Findings & recommendations
- A good strategy is to destroy weeds before a crop emerges.
- Pre-sowing or pre-planting techniques you could consider are: preparing a seed bed in advance of seeding / planting, letting weeds germinate then destroying them at regular intervals; blind harrowing (running a chain harrow between sowing and emergence so that the germinating seed is below the level reached by the harrow), or pre-emergence flaming.
- Generally, it is sufficient to control weeds until the end of the first half of a crop’s growing cycle.
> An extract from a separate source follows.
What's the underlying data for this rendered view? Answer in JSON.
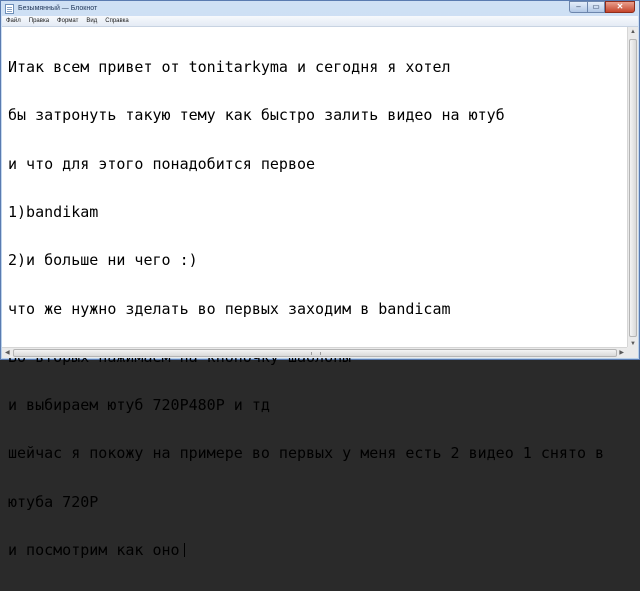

Weeds are most sensitive to machine or heat damage from when they sprout until the 2-4 leaf stage; therefore focus control on the early development stages.
- Cover crops can provide competition for weeds during the germination process. However, you need to make sure they do not compete with crops.
- If weeds have germinated after a crop has emerged, mechanical cultivation using protective disks or shields is recommended.
- Mechanical weed control can also help aerate soil, encourage organic nitrogen mineralisation, and break up compressed soils.
- You can control weeds by ridging and de-ridging the soil. From the 4 to 6-leaf stage, you can largely eliminate weeds growing in rows by ridging.